I am lay and will understand if the question is closed.
My understanding is that in a vacuum, a constant force of $n$ applied to an object of mass $m$, will cause the object to accelerate. 
However, at some point (relativistic) mass increases and I assume this affects inertia and therefore reduces acceleration. 
My question is: Given a certain set of values for $m$ and $n$, would inertia and the applied force ever be in equilibrium, resulting in zero acceleration (constant velocity) or does the object continue to accelerate albeit at an ever decreasing rate?
 A: $\Sigma F = ma$.  Therefore, if a net force $n$ is applied to an object, it will accelerate.  You are correct that the acceleration will decrease, since $m$ increases, but it will never quite reach zero.
A: Assuming the force is in the direction of the velocity, the relativistic form of $F=ma$ is
$$F=\gamma^3 m_o a.$$
The term relativistic mass has become outdated recently, but it refers to the quantity $M=\gamma m_o$, where $m_o$ is the rest mass. 
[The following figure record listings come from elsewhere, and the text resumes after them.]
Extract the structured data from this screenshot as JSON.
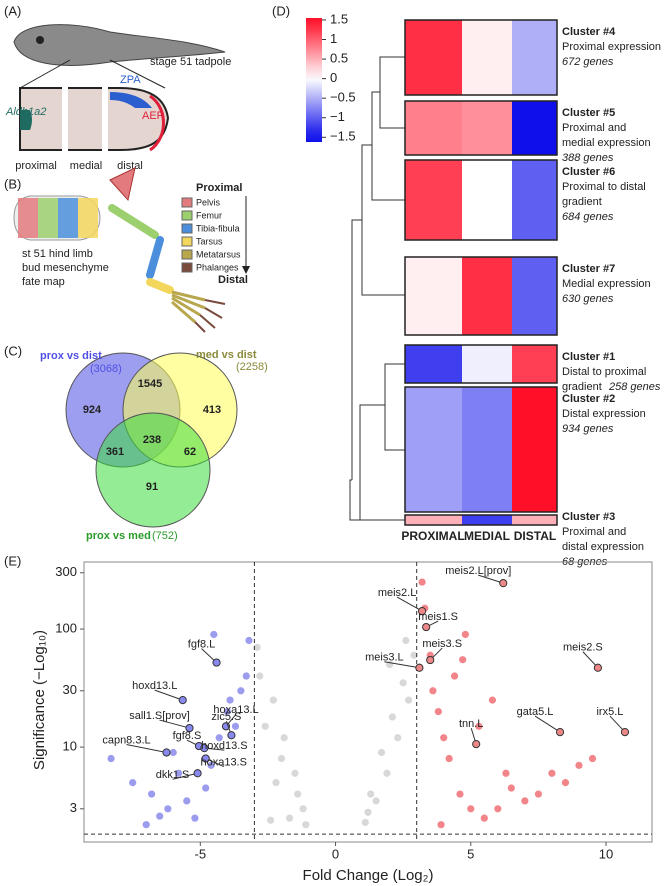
{
  "panels": {
    "a": {
      "label": "(A)",
      "stage": "stage 51 tadpole",
      "zpa": "ZPA",
      "aldh": "Aldh1a2",
      "aer": "AER",
      "regions": [
        "proximal",
        "medial",
        "distal"
      ]
    },
    "b": {
      "label": "(B)",
      "caption": [
        "st 51 hind limb",
        "bud mesenchyme",
        "fate map"
      ],
      "top": "Proximal",
      "bottom": "Distal",
      "legend": [
        {
          "name": "Pelvis",
          "color": "#e27a7e"
        },
        {
          "name": "Femur",
          "color": "#9ccf6e"
        },
        {
          "name": "Tibia-fibula",
          "color": "#4b8fdc"
        },
        {
          "name": "Tarsus",
          "color": "#f3d65c"
        },
        {
          "name": "Metatarsus",
          "color": "#b8a74d"
        },
        {
          "name": "Phalanges",
          "color": "#7a4a3c"
        }
      ]
    },
    "c": {
      "label": "(C)",
      "sets": [
        {
          "name": "prox vs dist",
          "count": "(3068)",
          "color": "#4f4fe6"
        },
        {
          "name": "med vs dist",
          "count": "(2258)",
          "color": "#8a8a3a"
        },
        {
          "name": "prox vs med",
          "count": "(752)",
          "color": "#2a9a2a"
        }
      ],
      "regions": [
        924,
        1545,
        413,
        238,
        361,
        62,
        91
      ]
    },
    "d": {
      "label": "(D)"
    },
    "e": {
      "label": "(E)"
    }
  },
  "chart_data": [
    {
      "type": "heatmap",
      "categories": [
        "PROXIMAL",
        "MEDIAL",
        "DISTAL"
      ],
      "rows": [
        {
          "name": "Cluster #4",
          "description": [
            "Proximal expression"
          ],
          "genes": "672 genes",
          "values": [
            1.3,
            0.1,
            -0.5
          ]
        },
        {
          "name": "Cluster #5",
          "description": [
            "Proximal and",
            "medial expression"
          ],
          "genes": "388 genes",
          "values": [
            0.8,
            0.7,
            -1.5
          ]
        },
        {
          "name": "Cluster #6",
          "description": [
            "Proximal to distal",
            "gradient"
          ],
          "genes": "684 genes",
          "values": [
            1.2,
            0.0,
            -1.0
          ]
        },
        {
          "name": "Cluster #7",
          "description": [
            "Medial expression"
          ],
          "genes": "630 genes",
          "values": [
            0.1,
            1.3,
            -1.0
          ]
        },
        {
          "name": "Cluster #1",
          "description": [
            "Distal to proximal",
            "gradient"
          ],
          "genes": "258 genes",
          "values": [
            -1.2,
            -0.1,
            1.2
          ]
        },
        {
          "name": "Cluster #2",
          "description": [
            "Distal expression"
          ],
          "genes": "934 genes",
          "values": [
            -0.6,
            -0.8,
            1.5
          ]
        },
        {
          "name": "Cluster #3",
          "description": [
            "Proximal and",
            "distal expression"
          ],
          "genes": "68 genes",
          "values": [
            0.5,
            -1.2,
            0.5
          ]
        }
      ],
      "clim": [
        -1.62,
        1.55
      ],
      "cticks": [
        1.5,
        1,
        0.5,
        0,
        {
          "value": -0.5,
          "label": "−0.5"
        },
        {
          "value": -1,
          "label": "−1"
        },
        {
          "value": -1.5,
          "label": "−1.5"
        }
      ]
    },
    {
      "type": "scatter",
      "xlabel": "Fold Change (Log₂)",
      "ylabel": "Significance (−Log₁₀)",
      "ylog": true,
      "xlim": [
        -9.3,
        11.7
      ],
      "ylim": [
        1.57,
        370
      ],
      "xticks": [
        -5,
        0,
        5,
        10
      ],
      "yticks": [
        3,
        10,
        30,
        100,
        300
      ],
      "vlines": [
        -3,
        3
      ],
      "hline": 1.83,
      "series": [
        {
          "color": "#b8b8b8",
          "x": [
            -2.8,
            -2.3,
            -1.9,
            -1.5,
            -1.2,
            -2.6,
            -2.0,
            -1.4,
            -2.9,
            -1.7,
            -2.2,
            -1.1,
            1.1,
            1.5,
            1.9,
            2.3,
            2.7,
            1.3,
            1.7,
            2.1,
            2.5,
            2.9,
            1.2,
            2.0,
            2.6,
            -2.4
          ],
          "values": [
            40,
            25,
            12,
            6,
            3,
            15,
            8,
            4,
            70,
            2.5,
            5,
            2.2,
            2.3,
            3.5,
            6,
            12,
            25,
            4,
            9,
            18,
            35,
            60,
            2.8,
            50,
            80,
            2.4
          ]
        },
        {
          "color": "#4a4ae0",
          "x": [
            -8.3,
            -7.5,
            -6.8,
            -6.2,
            -5.8,
            -5.2,
            -4.6,
            -4.0,
            -3.5,
            -3.2,
            -7.0,
            -6.0,
            -5.5,
            -4.8,
            -4.3,
            -3.7,
            -3.3,
            -4.5,
            -3.9,
            -6.5
          ],
          "values": [
            8,
            5,
            4,
            3,
            6,
            2.5,
            7,
            20,
            30,
            80,
            2.2,
            9,
            3.5,
            4.5,
            12,
            15,
            40,
            90,
            25,
            2.6
          ]
        },
        {
          "color": "#e8202a",
          "x": [
            3.2,
            3.5,
            3.8,
            4.2,
            4.6,
            5.0,
            5.5,
            6.0,
            6.5,
            7.0,
            7.5,
            8.0,
            8.5,
            9.0,
            9.5,
            3.3,
            3.6,
            4.0,
            4.4,
            4.8,
            5.3,
            5.8,
            6.3,
            3.9,
            4.7
          ],
          "values": [
            250,
            60,
            20,
            8,
            4,
            3,
            2.5,
            3,
            4.5,
            3.5,
            4,
            6,
            5,
            7,
            8,
            150,
            30,
            12,
            40,
            90,
            15,
            25,
            6,
            2.2,
            55
          ]
        }
      ],
      "genes": {
        "names": [
          "meis2.L[prov]",
          "meis2.L",
          "meis1.S",
          "meis3.S",
          "meis3.L",
          "meis2.S",
          "gata5.L",
          "irx5.L",
          "tnn.L",
          "fgf8.L",
          "hoxd13.L",
          "hoxa13.L",
          "sall1.S[prov]",
          "zic5.S",
          "capn8.3.L",
          "fgf8.S",
          "hoxd13.S",
          "hoxa13.S",
          "dkk1.S"
        ],
        "x": [
          6.2,
          3.2,
          3.35,
          3.5,
          3.1,
          9.7,
          8.3,
          10.7,
          5.2,
          -4.4,
          -5.65,
          -4.05,
          -5.4,
          -3.85,
          -6.25,
          -5.05,
          -4.85,
          -4.8,
          -5.1
        ],
        "values": [
          245,
          142,
          104,
          54.6,
          47,
          47,
          13.4,
          13.4,
          10.6,
          52,
          25,
          15,
          14.5,
          12.6,
          9,
          10.2,
          9.8,
          8,
          6
        ]
      }
    }
  ]
}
While not necessary, we can keep this product explicit in the following rearrangement:
$$a=\frac{F}{\gamma^2 (\gamma m_o)}$$
The denominator goes to infinity as speed $v$ approaches $c$. (This is because $\gamma=1/\sqrt{1-v^2/c^2}$.) 
So it appears that the acceleration decreases as speed increases, and in the limit of $v\rightarrow c$, $a\rightarrow 0$. But since this limit can never actually be reached, I would say that acceleration is always non-zero for any physical object.
Other assumptions used: There is only one force acting on the object, denoted $F$.